Fliggo does it right:

fliggo

Fliggo Pro is a minimum viable product in action. MVPs reduce time to market. It’s a good sign when people sign up to be notified. And if nobody signs up, you build the next iteration and see if that’s the minimum viable product.

How would you modify this MVP to collect credit card numbers? Could you promise to not charge customers until Fliggo Pro is delivered? Could you give customers a discount for buying early? What do you think?

Add links to your favorite minimum viable products in the comments.

Topics Customer Development

8 comments · Show

  • Michael F. Martin

    Is Twitter a minimum viable product?

    What has been added to Twitter since it launched?

  • Aristus

    This one looks totally awesome, and there’s been lots of demand!

    http://www.3drealms.com/duke4/

    Test marketing is fine but you have to deliver.

  • Stephan Schmidt

    Excellent idea, must try it at once. Really excellent. I feel somehow stupid to not had it myself.

    Cheers
    Stephan
    http://twitter.com/codemonkeyism

  • fool

    This can backfire when you end up with customers waiting for the product they bought or are expecting to be actually developed, and they end up being unwitting beta testers for a late product. When the product is just a variation or alternate configuration or pricing plan, no big deal, but it gets worse fast with real new products.

  • spanishmethod

    Instead of “notify me when this account becomes available” I would write:

    Join a beta-tester community …. (and the rest).

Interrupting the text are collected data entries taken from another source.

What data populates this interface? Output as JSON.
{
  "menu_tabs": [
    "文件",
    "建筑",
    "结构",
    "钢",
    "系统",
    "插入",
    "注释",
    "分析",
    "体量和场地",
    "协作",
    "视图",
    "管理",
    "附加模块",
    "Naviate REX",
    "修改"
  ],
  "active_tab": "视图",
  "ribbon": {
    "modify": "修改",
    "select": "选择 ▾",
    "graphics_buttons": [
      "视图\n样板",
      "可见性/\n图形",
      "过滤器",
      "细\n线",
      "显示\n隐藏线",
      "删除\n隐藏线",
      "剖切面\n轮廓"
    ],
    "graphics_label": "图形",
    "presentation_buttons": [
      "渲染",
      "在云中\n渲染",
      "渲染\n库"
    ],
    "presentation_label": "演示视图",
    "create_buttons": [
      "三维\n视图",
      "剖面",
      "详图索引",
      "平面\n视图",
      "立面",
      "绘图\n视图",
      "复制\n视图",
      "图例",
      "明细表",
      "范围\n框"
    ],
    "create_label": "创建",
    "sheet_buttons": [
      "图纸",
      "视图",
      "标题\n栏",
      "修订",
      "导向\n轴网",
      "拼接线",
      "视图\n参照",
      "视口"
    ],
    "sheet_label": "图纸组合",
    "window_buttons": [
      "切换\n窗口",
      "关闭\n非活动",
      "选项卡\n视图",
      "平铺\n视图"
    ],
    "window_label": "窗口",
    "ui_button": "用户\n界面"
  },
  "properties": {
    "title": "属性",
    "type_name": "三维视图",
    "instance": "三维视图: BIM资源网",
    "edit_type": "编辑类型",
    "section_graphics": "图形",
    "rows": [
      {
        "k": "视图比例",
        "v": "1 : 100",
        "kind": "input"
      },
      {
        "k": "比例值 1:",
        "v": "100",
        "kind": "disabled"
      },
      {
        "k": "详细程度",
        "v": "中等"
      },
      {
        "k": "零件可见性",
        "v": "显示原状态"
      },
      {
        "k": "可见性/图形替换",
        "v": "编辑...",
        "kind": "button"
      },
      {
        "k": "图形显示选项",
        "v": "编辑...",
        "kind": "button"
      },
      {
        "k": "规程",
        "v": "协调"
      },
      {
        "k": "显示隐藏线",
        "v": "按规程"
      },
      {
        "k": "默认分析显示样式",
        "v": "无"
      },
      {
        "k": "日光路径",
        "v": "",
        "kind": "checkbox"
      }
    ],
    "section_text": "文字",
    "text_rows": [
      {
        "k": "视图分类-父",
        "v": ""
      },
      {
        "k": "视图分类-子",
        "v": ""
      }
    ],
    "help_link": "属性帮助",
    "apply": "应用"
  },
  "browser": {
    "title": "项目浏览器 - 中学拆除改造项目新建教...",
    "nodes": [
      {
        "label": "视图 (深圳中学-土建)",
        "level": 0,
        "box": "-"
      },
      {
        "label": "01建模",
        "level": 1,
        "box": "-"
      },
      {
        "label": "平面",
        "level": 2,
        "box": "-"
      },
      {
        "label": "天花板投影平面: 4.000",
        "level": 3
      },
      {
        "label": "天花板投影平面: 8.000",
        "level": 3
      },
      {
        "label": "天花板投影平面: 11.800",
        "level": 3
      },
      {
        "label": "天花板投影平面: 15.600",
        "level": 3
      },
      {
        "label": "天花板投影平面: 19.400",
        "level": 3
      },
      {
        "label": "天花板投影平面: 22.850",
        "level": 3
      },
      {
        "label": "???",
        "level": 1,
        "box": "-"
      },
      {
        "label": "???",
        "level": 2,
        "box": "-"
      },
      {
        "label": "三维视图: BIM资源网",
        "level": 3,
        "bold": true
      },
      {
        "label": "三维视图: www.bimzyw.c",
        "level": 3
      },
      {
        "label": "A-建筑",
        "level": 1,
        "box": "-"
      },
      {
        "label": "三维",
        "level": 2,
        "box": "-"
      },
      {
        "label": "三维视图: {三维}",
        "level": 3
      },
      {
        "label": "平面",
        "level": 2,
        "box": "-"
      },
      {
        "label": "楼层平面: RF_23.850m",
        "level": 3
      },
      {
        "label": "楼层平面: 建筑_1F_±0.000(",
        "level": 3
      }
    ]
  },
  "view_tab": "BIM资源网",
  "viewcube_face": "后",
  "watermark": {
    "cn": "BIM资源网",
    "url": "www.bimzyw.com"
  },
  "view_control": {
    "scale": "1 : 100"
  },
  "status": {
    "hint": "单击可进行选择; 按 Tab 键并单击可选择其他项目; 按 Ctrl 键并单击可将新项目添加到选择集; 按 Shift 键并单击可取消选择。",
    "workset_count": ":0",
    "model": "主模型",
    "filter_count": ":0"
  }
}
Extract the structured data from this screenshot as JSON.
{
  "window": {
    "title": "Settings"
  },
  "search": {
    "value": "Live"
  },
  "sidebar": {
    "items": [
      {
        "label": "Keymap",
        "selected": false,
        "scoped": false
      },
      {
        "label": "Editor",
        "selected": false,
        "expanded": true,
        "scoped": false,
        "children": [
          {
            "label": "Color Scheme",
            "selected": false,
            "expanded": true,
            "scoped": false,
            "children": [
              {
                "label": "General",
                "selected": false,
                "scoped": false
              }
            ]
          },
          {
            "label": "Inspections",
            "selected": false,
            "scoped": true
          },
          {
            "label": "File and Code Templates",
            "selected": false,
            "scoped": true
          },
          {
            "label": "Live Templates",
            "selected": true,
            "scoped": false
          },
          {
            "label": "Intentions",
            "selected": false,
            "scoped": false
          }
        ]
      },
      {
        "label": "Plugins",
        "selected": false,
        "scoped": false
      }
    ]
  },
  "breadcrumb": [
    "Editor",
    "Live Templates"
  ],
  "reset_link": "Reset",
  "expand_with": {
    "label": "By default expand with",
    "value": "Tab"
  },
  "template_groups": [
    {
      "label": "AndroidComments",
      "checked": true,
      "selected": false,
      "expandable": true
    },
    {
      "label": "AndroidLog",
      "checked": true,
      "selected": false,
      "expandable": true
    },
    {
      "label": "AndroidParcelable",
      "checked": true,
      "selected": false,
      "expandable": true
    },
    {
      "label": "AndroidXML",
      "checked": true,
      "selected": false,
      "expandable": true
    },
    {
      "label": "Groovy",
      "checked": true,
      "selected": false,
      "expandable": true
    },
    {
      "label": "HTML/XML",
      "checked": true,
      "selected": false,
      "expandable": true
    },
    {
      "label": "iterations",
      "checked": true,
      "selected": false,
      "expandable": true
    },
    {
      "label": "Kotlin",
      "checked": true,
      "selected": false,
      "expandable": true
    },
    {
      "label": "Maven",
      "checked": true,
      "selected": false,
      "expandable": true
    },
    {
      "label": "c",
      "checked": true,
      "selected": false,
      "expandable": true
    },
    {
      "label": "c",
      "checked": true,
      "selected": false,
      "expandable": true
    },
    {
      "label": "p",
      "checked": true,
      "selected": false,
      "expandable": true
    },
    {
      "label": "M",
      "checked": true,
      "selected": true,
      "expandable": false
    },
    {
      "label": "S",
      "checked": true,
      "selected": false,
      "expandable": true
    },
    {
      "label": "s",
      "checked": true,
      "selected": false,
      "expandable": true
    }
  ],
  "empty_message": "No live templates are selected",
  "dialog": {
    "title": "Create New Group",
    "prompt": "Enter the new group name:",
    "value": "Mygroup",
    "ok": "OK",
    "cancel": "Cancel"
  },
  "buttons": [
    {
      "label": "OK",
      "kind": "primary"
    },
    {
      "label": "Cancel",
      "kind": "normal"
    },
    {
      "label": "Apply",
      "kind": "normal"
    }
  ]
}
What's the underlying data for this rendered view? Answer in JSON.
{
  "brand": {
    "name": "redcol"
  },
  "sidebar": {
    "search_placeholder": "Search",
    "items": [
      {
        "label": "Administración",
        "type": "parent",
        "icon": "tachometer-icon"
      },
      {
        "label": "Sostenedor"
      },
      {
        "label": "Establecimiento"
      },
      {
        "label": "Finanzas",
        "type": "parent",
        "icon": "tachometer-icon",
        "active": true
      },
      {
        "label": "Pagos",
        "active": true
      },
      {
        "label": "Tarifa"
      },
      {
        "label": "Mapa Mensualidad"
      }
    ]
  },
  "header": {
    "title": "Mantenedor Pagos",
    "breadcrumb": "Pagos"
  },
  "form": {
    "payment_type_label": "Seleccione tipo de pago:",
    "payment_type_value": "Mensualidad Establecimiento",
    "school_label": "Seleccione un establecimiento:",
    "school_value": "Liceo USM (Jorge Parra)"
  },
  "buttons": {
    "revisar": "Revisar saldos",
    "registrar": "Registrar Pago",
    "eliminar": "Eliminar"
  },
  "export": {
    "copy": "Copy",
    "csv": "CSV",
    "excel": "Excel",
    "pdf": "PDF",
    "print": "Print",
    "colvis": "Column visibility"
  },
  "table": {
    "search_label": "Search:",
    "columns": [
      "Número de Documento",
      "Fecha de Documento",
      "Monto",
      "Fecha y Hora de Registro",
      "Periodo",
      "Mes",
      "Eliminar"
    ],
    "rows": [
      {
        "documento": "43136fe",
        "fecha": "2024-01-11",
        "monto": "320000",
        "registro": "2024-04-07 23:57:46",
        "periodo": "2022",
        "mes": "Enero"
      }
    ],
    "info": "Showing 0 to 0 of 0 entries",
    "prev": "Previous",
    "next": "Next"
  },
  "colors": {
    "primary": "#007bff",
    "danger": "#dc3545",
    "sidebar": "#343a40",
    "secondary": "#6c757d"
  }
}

    After they click on this choice I would have a benefit page that explains the benefit of being part of this community (space limited, discounts down the line, perks, etc.) and reassure my audience that they will only be charged if the premium features (the beta community) goes live.

  • Evelyn

    To get credit card numbers, I’d charge them a small amount to deliver a small amount. The small amount could be an alpha tester spot, or a seat on the customer council, or a copy of the current development plan to review. Being in on the development process is valuable to early adopters.

  • PB

    This can backfire when you end up with customers waiting for the product they bought or are expecting to be actually developed, and they end up being unwitting beta testers for a late product. When the product is just a variation or alternate configuration or pricing plan, no big deal, but it gets worse fast with real new products.